En Egypte, le régime  du président Abdel Fattah al-Sissi refuse toute manifestation à son encontre. Une dizaine de personnes ont été  dispersées par la police qui a utilisé des grenades lacrymogènes. Pour les ONG, le durcissement du pouvoir égyptien ne souffre d’aucun doute.

Ce lundi 25 avril était un  jour férié commémorant la restitution du Sinaï par Israël en 1982. C’est ce jour précisément que plusieurs mouvements laïcs et de gauche ont prévu de battre le pavé pour dénoncer la politique jugée répressives du gouvernement.  Le prétexte à cette manifestation :  la rétrocession controversée il y a deux semaines de deux îles de la mer Rouge, Tiran et Sanafir, à l’Arabie saoudite.
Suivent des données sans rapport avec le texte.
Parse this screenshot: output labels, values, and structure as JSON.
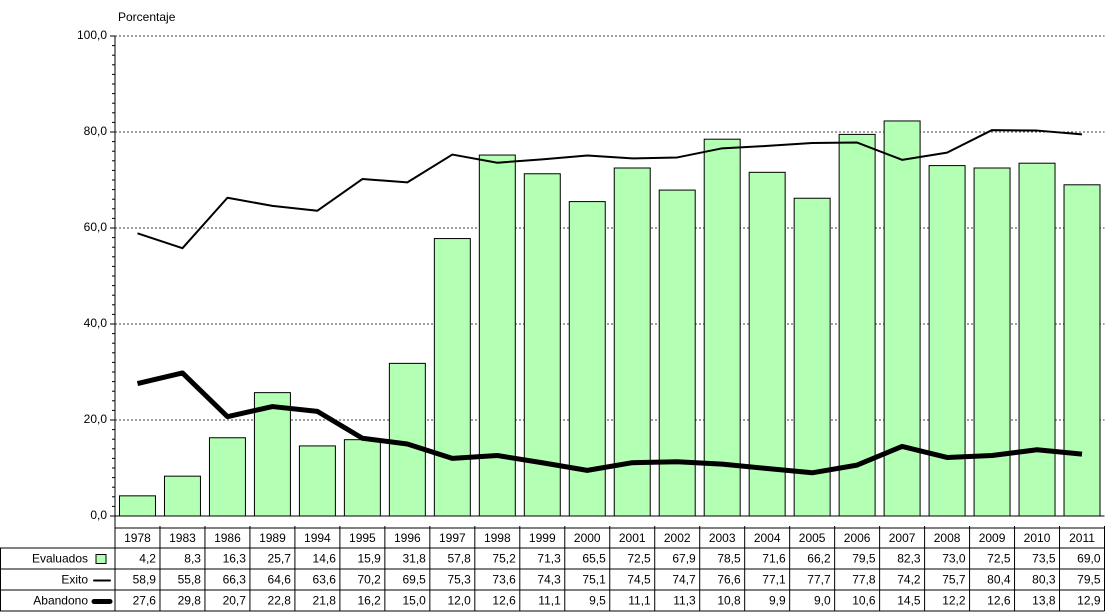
{
  "chart_data": {
    "type": "bar",
    "ylabel": "Porcentaje",
    "categories": [
      "1978",
      "1983",
      "1986",
      "1989",
      "1994",
      "1995",
      "1996",
      "1997",
      "1998",
      "1999",
      "2000",
      "2001",
      "2002",
      "2003",
      "2004",
      "2005",
      "2006",
      "2007",
      "2008",
      "2009",
      "2010",
      "2011"
    ],
    "ylim": [
      0,
      100
    ],
    "yticks": [
      {
        "value": 0,
        "label": "0,0"
      },
      {
        "value": 20,
        "label": "20,0"
      },
      {
        "value": 40,
        "label": "40,0"
      },
      {
        "value": 60,
        "label": "60,0"
      },
      {
        "value": 80,
        "label": "80,0"
      },
      {
        "value": 100,
        "label": "100,0"
      }
    ],
    "grid": true,
    "series": [
      {
        "name": "Evaluados",
        "type": "bar",
        "color": "#b3ffb3",
        "values": [
          4.2,
          8.3,
          16.3,
          25.7,
          14.6,
          15.9,
          31.8,
          57.8,
          75.2,
          71.3,
          65.5,
          72.5,
          67.9,
          78.5,
          71.6,
          66.2,
          79.5,
          82.3,
          73.0,
          72.5,
          73.5,
          69.0
        ],
        "value_labels": [
          "4,2",
          "8,3",
          "16,3",
          "25,7",
          "14,6",
          "15,9",
          "31,8",
          "57,8",
          "75,2",
          "71,3",
          "65,5",
          "72,5",
          "67,9",
          "78,5",
          "71,6",
          "66,2",
          "79,5",
          "82,3",
          "73,0",
          "72,5",
          "73,5",
          "69,0"
        ]
      },
      {
        "name": "Exito",
        "type": "line",
        "color": "#000000",
        "width": 2,
        "values": [
          58.9,
          55.8,
          66.3,
          64.6,
          63.6,
          70.2,
          69.5,
          75.3,
          73.6,
          74.3,
          75.1,
          74.5,
          74.7,
          76.6,
          77.1,
          77.7,
          77.8,
          74.2,
          75.7,
          80.4,
          80.3,
          79.5
        ],
        "value_labels": [
          "58,9",
          "55,8",
          "66,3",
          "64,6",
          "63,6",
          "70,2",
          "69,5",
          "75,3",
          "73,6",
          "74,3",
          "75,1",
          "74,5",
          "74,7",
          "76,6",
          "77,1",
          "77,7",
          "77,8",
          "74,2",
          "75,7",
          "80,4",
          "80,3",
          "79,5"
        ]
      },
      {
        "name": "Abandono",
        "type": "line",
        "color": "#000000",
        "width": 5,
        "values": [
          27.6,
          29.8,
          20.7,
          22.8,
          21.8,
          16.2,
          15.0,
          12.0,
          12.6,
          11.1,
          9.5,
          11.1,
          11.3,
          10.8,
          9.9,
          9.0,
          10.6,
          14.5,
          12.2,
          12.6,
          13.8,
          12.9
        ],
        "value_labels": [
          "27,6",
          "29,8",
          "20,7",
          "22,8",
          "21,8",
          "16,2",
          "15,0",
          "12,0",
          "12,6",
          "11,1",
          "9,5",
          "11,1",
          "11,3",
          "10,8",
          "9,9",
          "9,0",
          "10,6",
          "14,5",
          "12,2",
          "12,6",
          "13,8",
          "12,9"
        ]
      }
    ]
  }
}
Un nouveau rassemblement alors que les autorités du pays , au premier rang le président Sissi, ont prévenu dimanche dernier que toute manifestation serait stoppée par la force si besoin. Les forces de l’ordre ont bouclé plusieurs quartiers de la capitale Le Caire.

Ces derniers jours, plusieurs rafles de la police ont abouti à l’arrestation de  jeunes opposants, d’avocats et de responsables d’organisations de défense des droits de l’Homme qui appelaient à manifester, selon ces ONG.

Insuffisant pour dissuader  lundi, une cinquantaine de manifestants qui ont fait irruption par surprise sur une petite place du centre de la capitale. Les forces de sécurité sont intervenus pour les disperser violemment et  arrêter plusieurs personnes, des journalistes égyptiens et étrangers, notamment.

D’autres petites manifestations ont été également rapidement dispersées dans au moins deux autres quartiers et plus aucune n’était signalée en fin de journée.

Depuis que M. Sissi, alors chef de la toute puissante armée, a destitué le 3 juillet 2013 l’islamiste Mohamed Morsi, premier président démocratiquement élu en Egypte, les organisations internationales de défense des droits de l’Homme, dont Amnesty international et Human Rights Watch, accusent régulièrement son régime de réprimer toute opposition dans le sang, multipliant disparitions forcées et actes de torture.

En 2013, policiers et soldats avaient tué plus de 1.400 manifestants réclamant le retour de M. Morsi, dont près de 800 en quelques heures au centre du Caire le 14 août. Plus de 40.000 personnes ont été emprisonnées depuis, selon les ONG, et des centaines, dont M. Morsi, condamnées à mort dans des procès de masse expéditifs qualifiés par l’ONU de sans précédent dans l’Histoire récente du monde.